Women around the world have resonated with this little poetry book. Women who have struggled with the inability to have children and finally tried to make peace with the fact that they will not have come to me in tears, thanking me for giving voice to their pain. They are at all different stages in their journeys. Some are still hoping for a miracle. Some are looking for less traditional means of having a family, such as surrogacy or adoption. Others have come to a place of peace with their bodies and their lives and are setting out on new paths, in different directions, taking advantage of the openings of time, money, and creative space that not having children can provide.

Universally, those who are unable to bear children, but may have wanted to thank me for the same thing – Thank you for saying, “Please don’t try to rescue me.”

After every presentation I give, several well-meaning individuals come up to me and say, “Well, you can always adopt!” In that simple phrase, they indicate to me that they are uncomfortable with my infertility and my distress over it. But if you’ve ever struggled with infertility, you know it’s not that easy. I am a single woman; now over forty; a Jew; and while I make a comfortable living, I am by no means well-to-do. Do you really think a scared teenage girl in a small Texas town is going to choose me to give her baby to when she has dozens of smiling, younger, Christian couples to choose from? Do you know what the requirements are for adopting a child in the US or overseas – because I can’t always meet them. Will you criticize me for knowing that I do not have the capacity to be the mother to a severely handicapped child and choose not to pursue that opportunity? Can you imagine how I cried when I learned that even in the Jewish adoption networks in the US, there are often five families available for each child? Do you judge me for recognizing that while I know people become single parents for a variety of reasons, I see myself well enough to know that to willingly make that choice would not be in the best interest of myself or a child?

Do not try to rescue me

Do not try to rescue me by trying to plant false hopes in my heart. You cannot save the day by saying there is plenty of fruit on the tree if only I look for it hard enough. I know more about adoption than you ever will, because I have looked into it several times and come to the conclusion that it is not for me. I have friends who have tried to adopt a child, only to be passed over again and again. And I have other friends who are perfectly capable of having children, but chose to become foster parents and/or adopt instead of bearing their own, successfully building beautiful families. We all have different paths. The point is you can’t make yourself comfortable by “saving” me any more than you can make a child take root within me.
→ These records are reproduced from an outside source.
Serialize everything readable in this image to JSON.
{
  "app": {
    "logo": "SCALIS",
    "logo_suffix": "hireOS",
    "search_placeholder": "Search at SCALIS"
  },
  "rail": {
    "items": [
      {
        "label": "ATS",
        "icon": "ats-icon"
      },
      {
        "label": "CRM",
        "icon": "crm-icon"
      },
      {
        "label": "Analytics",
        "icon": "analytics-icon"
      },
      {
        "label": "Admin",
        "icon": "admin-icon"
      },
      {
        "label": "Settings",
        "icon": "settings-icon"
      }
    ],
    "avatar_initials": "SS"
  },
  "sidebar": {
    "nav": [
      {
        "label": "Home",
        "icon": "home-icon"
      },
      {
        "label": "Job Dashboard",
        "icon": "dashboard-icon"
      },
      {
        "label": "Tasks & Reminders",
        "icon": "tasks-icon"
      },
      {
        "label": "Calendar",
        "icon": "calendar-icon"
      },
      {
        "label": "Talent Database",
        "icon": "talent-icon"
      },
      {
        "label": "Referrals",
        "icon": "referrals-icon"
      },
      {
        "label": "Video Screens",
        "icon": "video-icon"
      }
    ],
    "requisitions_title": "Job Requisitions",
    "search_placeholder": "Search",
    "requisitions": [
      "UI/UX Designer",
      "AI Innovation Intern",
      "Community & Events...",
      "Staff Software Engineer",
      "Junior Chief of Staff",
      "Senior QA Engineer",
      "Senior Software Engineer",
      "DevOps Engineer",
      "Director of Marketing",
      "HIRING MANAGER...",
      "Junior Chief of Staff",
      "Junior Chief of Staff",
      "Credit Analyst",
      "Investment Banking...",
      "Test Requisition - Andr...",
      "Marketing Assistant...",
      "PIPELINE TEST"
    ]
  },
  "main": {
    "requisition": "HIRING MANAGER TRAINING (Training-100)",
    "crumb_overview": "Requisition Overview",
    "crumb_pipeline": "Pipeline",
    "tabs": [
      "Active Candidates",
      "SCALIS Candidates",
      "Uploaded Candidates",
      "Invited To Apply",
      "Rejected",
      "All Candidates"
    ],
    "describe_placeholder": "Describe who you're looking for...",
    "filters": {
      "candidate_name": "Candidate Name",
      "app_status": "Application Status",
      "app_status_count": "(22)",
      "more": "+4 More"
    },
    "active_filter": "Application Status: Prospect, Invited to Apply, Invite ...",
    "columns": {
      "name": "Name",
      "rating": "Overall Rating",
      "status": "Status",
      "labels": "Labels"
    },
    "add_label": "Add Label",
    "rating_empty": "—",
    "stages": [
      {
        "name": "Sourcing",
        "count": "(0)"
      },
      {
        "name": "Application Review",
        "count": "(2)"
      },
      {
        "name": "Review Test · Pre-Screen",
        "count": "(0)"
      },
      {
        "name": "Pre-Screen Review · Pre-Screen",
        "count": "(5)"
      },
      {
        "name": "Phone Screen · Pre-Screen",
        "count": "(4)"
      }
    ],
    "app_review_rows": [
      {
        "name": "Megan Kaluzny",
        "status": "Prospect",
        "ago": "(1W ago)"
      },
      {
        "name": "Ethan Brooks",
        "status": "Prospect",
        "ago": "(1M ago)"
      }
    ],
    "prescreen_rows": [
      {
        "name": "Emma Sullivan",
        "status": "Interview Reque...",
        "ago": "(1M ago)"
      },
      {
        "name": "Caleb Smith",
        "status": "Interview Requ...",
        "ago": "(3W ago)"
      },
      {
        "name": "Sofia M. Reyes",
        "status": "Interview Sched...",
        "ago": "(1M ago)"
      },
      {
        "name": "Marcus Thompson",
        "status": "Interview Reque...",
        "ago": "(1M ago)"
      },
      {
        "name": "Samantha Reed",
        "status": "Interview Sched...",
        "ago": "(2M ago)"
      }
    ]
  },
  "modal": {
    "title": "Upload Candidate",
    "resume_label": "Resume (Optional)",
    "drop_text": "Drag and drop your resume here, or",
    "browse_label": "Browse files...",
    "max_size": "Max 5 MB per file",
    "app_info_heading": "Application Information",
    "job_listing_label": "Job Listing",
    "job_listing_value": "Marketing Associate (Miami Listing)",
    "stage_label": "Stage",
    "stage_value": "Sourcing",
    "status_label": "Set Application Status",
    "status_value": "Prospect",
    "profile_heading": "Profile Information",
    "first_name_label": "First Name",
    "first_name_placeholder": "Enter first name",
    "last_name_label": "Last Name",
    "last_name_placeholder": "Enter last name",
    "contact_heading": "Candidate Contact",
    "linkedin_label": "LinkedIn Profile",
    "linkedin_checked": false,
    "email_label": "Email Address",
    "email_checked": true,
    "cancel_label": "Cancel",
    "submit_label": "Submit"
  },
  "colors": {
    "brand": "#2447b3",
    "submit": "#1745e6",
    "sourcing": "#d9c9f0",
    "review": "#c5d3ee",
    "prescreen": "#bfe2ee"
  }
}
What helped me accept myself and my life, and what I ask of you before you try to rush in and make things better, is instead of trying to find a means to motherhood for me, to simply listen and be present. When I crumbled in tears at the synagogue because a pregnant woman walked in to celebrate Shabbat two days before my hysterectomy, my friends did not tell me that one day, I might adopt. They followed me into the bathroom and held me as I wept. They called me by my Hebrew name, Ahuva – which means “beloved” – and they told me they were sorry that it hurt so much. I am grateful they thought not of their discomfort upon seeing my pain, but of supporting me so that I could work through the sadness on my own.

In addiction treatment, when we do an intervention, the message is, “I love you enough to want to see you overcome this problem,” – then the addict is sent to treatment to work with professionals who can help, because the family and friends cannot. Infertility is not so much different. It is your love that is needed, not your rescue.